Mittlerweile liegt die schriftliche Begründung vor. Die 7. Kammer des Verwaltungsgerichts sah in der behördlichen Schulentscheidung einen Härtefall, weil die sportliche Karriere der jungen Fußballerin gefährdet worden wäre. Es sei hier nicht nur um die Mitgliedschaft in einem schulortnahen Sportverein gegangen, "sondern um die Möglichkeit, einer den lokalen Bereich überschreitenden und somit überregionalen Talentförderung". Der mit einem Schulbesuch in Schwanebeck verbundene Fahraufwand sei für die alleinerziehende Mutter nicht zu gewährleisten, was die Trainingsteilnahme und die Talentförderung gefährdet hätte. Dies hätte nach Ansicht des Gerichts für das Mädchen einen "schwerwiegenden Nachteil" bedeutet. Das Landesverwaltungsamt habe zudem nicht dargelegt, warum es die Ausnahmegründe, die es für Margaretas Grundschulbesuch anerkannt hatte, für die Sekundarschule nicht mehr gelten ließ (Az 7 B 159/11/ MD).

So viel Glück wie Margareta haben wenige. Zwar könnten die Kommunen ihre Schulbezirke für Grund- und Sekundarschulen aufheben (für Gymnasien gibt es sie ohnehin nicht), doch die meisten Städte, Gemeinden und Kreise halten an den Einzugsbereichen fest. Der Grund: Planungssicherheit. Eine Stadt, die viel Geld in ein Schulgebäude gesteckt hat, will nicht riskieren, dass die Schule mangels Zuspruchs nach wenigen Jahren leer steht.

"Wollen Schulstandorte in der Fläche erhalten"

Andreas Riethmüller, Landesverwaltungsamt

Das Landesverwaltungsamt ist auch deshalb mit Ausnahmen sehr zurückhaltend. Schätzungsweise 400 Ausnahmen seien für dieses Schuljahr beantragt worden, sagt Andreas Riethmüller, in der Behörde Abteilungsleiter für Schule und Kultur. "Maximal zehn Prozent davon haben wir genehmigt." Neben pädagogischen Aspekten zum Wohl des Kindes gehe es darum, "Schulstandorte in der Fläche zu erhalten", sagt Riethmüller.
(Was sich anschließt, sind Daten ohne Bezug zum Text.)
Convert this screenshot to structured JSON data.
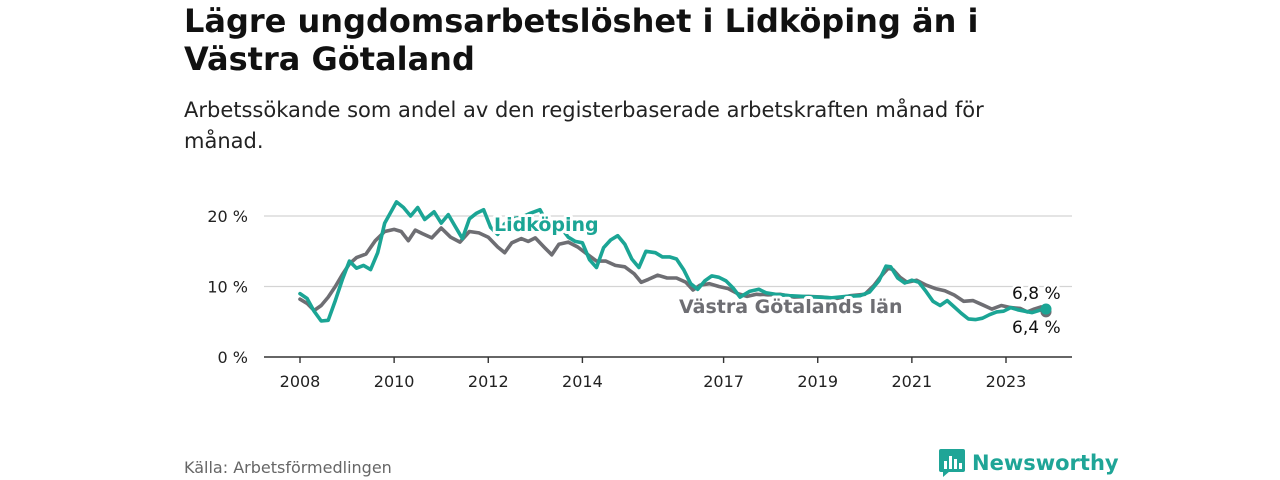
{
  "title": "Lägre ungdomsarbetslöshet i Lidköping än i Västra Götaland",
  "subtitle": "Arbetssökande som andel av den registerbaserade arbetskraften månad för månad.",
  "source": "Källa: Arbetsförmedlingen",
  "brand": "Newsworthy",
  "colors": {
    "teal": "#1ba595",
    "gray": "#6e6e73",
    "grid": "#d4d4d4",
    "axis": "#333333"
  },
  "chart_data": {
    "type": "line",
    "ylim": [
      0,
      20
    ],
    "y_ticks": [
      {
        "value": 0,
        "label": "0 %"
      },
      {
        "value": 10,
        "label": "10 %"
      },
      {
        "value": 20,
        "label": "20 %"
      }
    ],
    "x_range": [
      2007.4,
      2024.6
    ],
    "x_ticks": [
      {
        "value": 2008,
        "label": "2008"
      },
      {
        "value": 2010,
        "label": "2010"
      },
      {
        "value": 2012,
        "label": "2012"
      },
      {
        "value": 2014,
        "label": "2014"
      },
      {
        "value": 2017,
        "label": "2017"
      },
      {
        "value": 2019,
        "label": "2019"
      },
      {
        "value": 2021,
        "label": "2021"
      },
      {
        "value": 2023,
        "label": "2023"
      }
    ],
    "series": [
      {
        "name": "Västra Götalands län",
        "label": "Västra Götalands län",
        "color": "#6e6e73",
        "end_label": "6,4 %",
        "points": [
          [
            2008.0,
            8.2
          ],
          [
            2008.15,
            7.6
          ],
          [
            2008.3,
            6.6
          ],
          [
            2008.45,
            7.3
          ],
          [
            2008.6,
            8.5
          ],
          [
            2008.75,
            10.0
          ],
          [
            2008.9,
            11.7
          ],
          [
            2009.05,
            13.2
          ],
          [
            2009.2,
            14.1
          ],
          [
            2009.4,
            14.6
          ],
          [
            2009.6,
            16.5
          ],
          [
            2009.8,
            17.8
          ],
          [
            2010.0,
            18.1
          ],
          [
            2010.15,
            17.8
          ],
          [
            2010.3,
            16.5
          ],
          [
            2010.45,
            18.0
          ],
          [
            2010.6,
            17.5
          ],
          [
            2010.8,
            16.9
          ],
          [
            2011.0,
            18.3
          ],
          [
            2011.2,
            17.0
          ],
          [
            2011.4,
            16.3
          ],
          [
            2011.6,
            17.8
          ],
          [
            2011.8,
            17.6
          ],
          [
            2012.0,
            17.0
          ],
          [
            2012.2,
            15.6
          ],
          [
            2012.35,
            14.8
          ],
          [
            2012.5,
            16.2
          ],
          [
            2012.7,
            16.8
          ],
          [
            2012.85,
            16.4
          ],
          [
            2013.0,
            16.9
          ],
          [
            2013.2,
            15.5
          ],
          [
            2013.35,
            14.5
          ],
          [
            2013.5,
            16.0
          ],
          [
            2013.7,
            16.3
          ],
          [
            2013.9,
            15.6
          ],
          [
            2014.1,
            14.6
          ],
          [
            2014.3,
            13.6
          ],
          [
            2014.5,
            13.6
          ],
          [
            2014.7,
            13.0
          ],
          [
            2014.9,
            12.8
          ],
          [
            2015.1,
            11.8
          ],
          [
            2015.25,
            10.6
          ],
          [
            2015.4,
            11.0
          ],
          [
            2015.6,
            11.6
          ],
          [
            2015.8,
            11.2
          ],
          [
            2016.0,
            11.2
          ],
          [
            2016.2,
            10.6
          ],
          [
            2016.35,
            9.5
          ],
          [
            2016.5,
            10.2
          ],
          [
            2016.7,
            10.4
          ],
          [
            2016.9,
            10.0
          ],
          [
            2017.1,
            9.7
          ],
          [
            2017.3,
            9.0
          ],
          [
            2017.5,
            8.6
          ],
          [
            2017.7,
            8.9
          ],
          [
            2017.9,
            8.8
          ],
          [
            2018.2,
            8.9
          ],
          [
            2018.5,
            8.5
          ],
          [
            2018.8,
            8.6
          ],
          [
            2019.1,
            8.5
          ],
          [
            2019.4,
            8.3
          ],
          [
            2019.7,
            8.7
          ],
          [
            2020.0,
            8.9
          ],
          [
            2020.2,
            10.2
          ],
          [
            2020.35,
            11.5
          ],
          [
            2020.5,
            12.6
          ],
          [
            2020.6,
            12.4
          ],
          [
            2020.75,
            11.3
          ],
          [
            2020.9,
            10.6
          ],
          [
            2021.1,
            10.9
          ],
          [
            2021.3,
            10.2
          ],
          [
            2021.5,
            9.7
          ],
          [
            2021.7,
            9.4
          ],
          [
            2021.9,
            8.8
          ],
          [
            2022.1,
            7.9
          ],
          [
            2022.3,
            8.0
          ],
          [
            2022.5,
            7.4
          ],
          [
            2022.7,
            6.8
          ],
          [
            2022.9,
            7.3
          ],
          [
            2023.1,
            7.0
          ],
          [
            2023.3,
            6.9
          ],
          [
            2023.45,
            6.4
          ],
          [
            2023.6,
            6.8
          ],
          [
            2023.75,
            7.1
          ],
          [
            2023.85,
            6.4
          ]
        ]
      },
      {
        "name": "Lidköping",
        "label": "Lidköping",
        "color": "#1ba595",
        "end_label": "6,8 %",
        "points": [
          [
            2008.0,
            9.0
          ],
          [
            2008.15,
            8.3
          ],
          [
            2008.3,
            6.5
          ],
          [
            2008.45,
            5.1
          ],
          [
            2008.6,
            5.2
          ],
          [
            2008.75,
            8.0
          ],
          [
            2008.9,
            11.0
          ],
          [
            2009.05,
            13.6
          ],
          [
            2009.2,
            12.6
          ],
          [
            2009.35,
            13.0
          ],
          [
            2009.5,
            12.4
          ],
          [
            2009.65,
            14.8
          ],
          [
            2009.8,
            19.0
          ],
          [
            2009.95,
            20.8
          ],
          [
            2010.05,
            22.0
          ],
          [
            2010.2,
            21.2
          ],
          [
            2010.35,
            20.0
          ],
          [
            2010.5,
            21.2
          ],
          [
            2010.65,
            19.5
          ],
          [
            2010.85,
            20.6
          ],
          [
            2011.0,
            19.0
          ],
          [
            2011.15,
            20.2
          ],
          [
            2011.3,
            18.5
          ],
          [
            2011.45,
            16.8
          ],
          [
            2011.6,
            19.6
          ],
          [
            2011.75,
            20.4
          ],
          [
            2011.9,
            20.9
          ],
          [
            2012.05,
            18.4
          ],
          [
            2012.2,
            17.4
          ],
          [
            2012.35,
            18.9
          ],
          [
            2012.5,
            19.6
          ],
          [
            2012.7,
            19.8
          ],
          [
            2012.9,
            20.4
          ],
          [
            2013.1,
            20.9
          ],
          [
            2013.25,
            19.0
          ],
          [
            2013.4,
            18.7
          ],
          [
            2013.55,
            18.3
          ],
          [
            2013.7,
            17.0
          ],
          [
            2013.85,
            16.4
          ],
          [
            2014.0,
            16.2
          ],
          [
            2014.15,
            13.8
          ],
          [
            2014.3,
            12.7
          ],
          [
            2014.45,
            15.5
          ],
          [
            2014.6,
            16.6
          ],
          [
            2014.75,
            17.2
          ],
          [
            2014.9,
            16.0
          ],
          [
            2015.05,
            13.9
          ],
          [
            2015.2,
            12.7
          ],
          [
            2015.35,
            15.0
          ],
          [
            2015.55,
            14.8
          ],
          [
            2015.7,
            14.2
          ],
          [
            2015.85,
            14.2
          ],
          [
            2016.0,
            13.9
          ],
          [
            2016.15,
            12.4
          ],
          [
            2016.3,
            10.4
          ],
          [
            2016.45,
            9.6
          ],
          [
            2016.6,
            10.8
          ],
          [
            2016.75,
            11.5
          ],
          [
            2016.9,
            11.3
          ],
          [
            2017.05,
            10.8
          ],
          [
            2017.2,
            9.8
          ],
          [
            2017.35,
            8.5
          ],
          [
            2017.55,
            9.3
          ],
          [
            2017.75,
            9.6
          ],
          [
            2017.9,
            9.1
          ],
          [
            2018.1,
            8.9
          ],
          [
            2018.4,
            8.7
          ],
          [
            2018.7,
            8.6
          ],
          [
            2019.0,
            8.5
          ],
          [
            2019.3,
            8.4
          ],
          [
            2019.6,
            8.6
          ],
          [
            2019.9,
            8.7
          ],
          [
            2020.1,
            9.2
          ],
          [
            2020.3,
            10.8
          ],
          [
            2020.45,
            12.9
          ],
          [
            2020.55,
            12.8
          ],
          [
            2020.7,
            11.2
          ],
          [
            2020.85,
            10.5
          ],
          [
            2021.0,
            10.9
          ],
          [
            2021.15,
            10.6
          ],
          [
            2021.3,
            9.3
          ],
          [
            2021.45,
            7.9
          ],
          [
            2021.6,
            7.3
          ],
          [
            2021.75,
            8.0
          ],
          [
            2021.9,
            7.1
          ],
          [
            2022.05,
            6.2
          ],
          [
            2022.2,
            5.4
          ],
          [
            2022.35,
            5.3
          ],
          [
            2022.5,
            5.5
          ],
          [
            2022.65,
            6.0
          ],
          [
            2022.8,
            6.4
          ],
          [
            2022.95,
            6.5
          ],
          [
            2023.1,
            7.0
          ],
          [
            2023.25,
            6.7
          ],
          [
            2023.4,
            6.5
          ],
          [
            2023.55,
            6.3
          ],
          [
            2023.7,
            6.6
          ],
          [
            2023.85,
            6.8
          ]
        ]
      }
    ]
  }
}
Ausnahmen genehmige man beispielsweise, wenn ein Kind sonderpädagogisch gefördert werden müsse, es an seiner Wohnortschule aber keine Lehrer dafür gebe. "Oder wenn ein Kind besondere gesundheitliche Probleme hat", sagt Riethmüller.

Das Zusammenspiel von Schulbezirken und Ablehnungspraxis führt mitunter zu kuriosen Situationen. In Magdeburg müssen manche Erstklässler an ihrer nächstgelegenen Grundschule vorbei noch einen Kilometer bis zur nächsten laufen, während der Freund aus dem Nachbarhaus der anderen Schule zugewiesen wird. Auch deshalb hat der Magdeburger Stadtrat jetzt die Aufhebung der Schulbezirke beschlossen.

Das Kultusministerium teilt unterdessen mit, an der gegenwärtigen Praxis festzuhalten. Änderungen seien "nicht geplant", sagt ein Sprecher.

Die Landtagsopposition sieht Handlungsbedarf. Grünen-Fraktionschefin Claudia Dalbert kritisiert: "Wer das Geld hat, seine Kinder auf eine private Schule zu schicken, ist an Grenzen nicht gebunden. Das stellt eine Benachteiligung der anderen Familien dar."

Birke Bull, bildungspolitische Sprecherin der Linken, spricht sich dafür aus, über Ausnahmen künftig die Kommunen entscheiden zu lassen.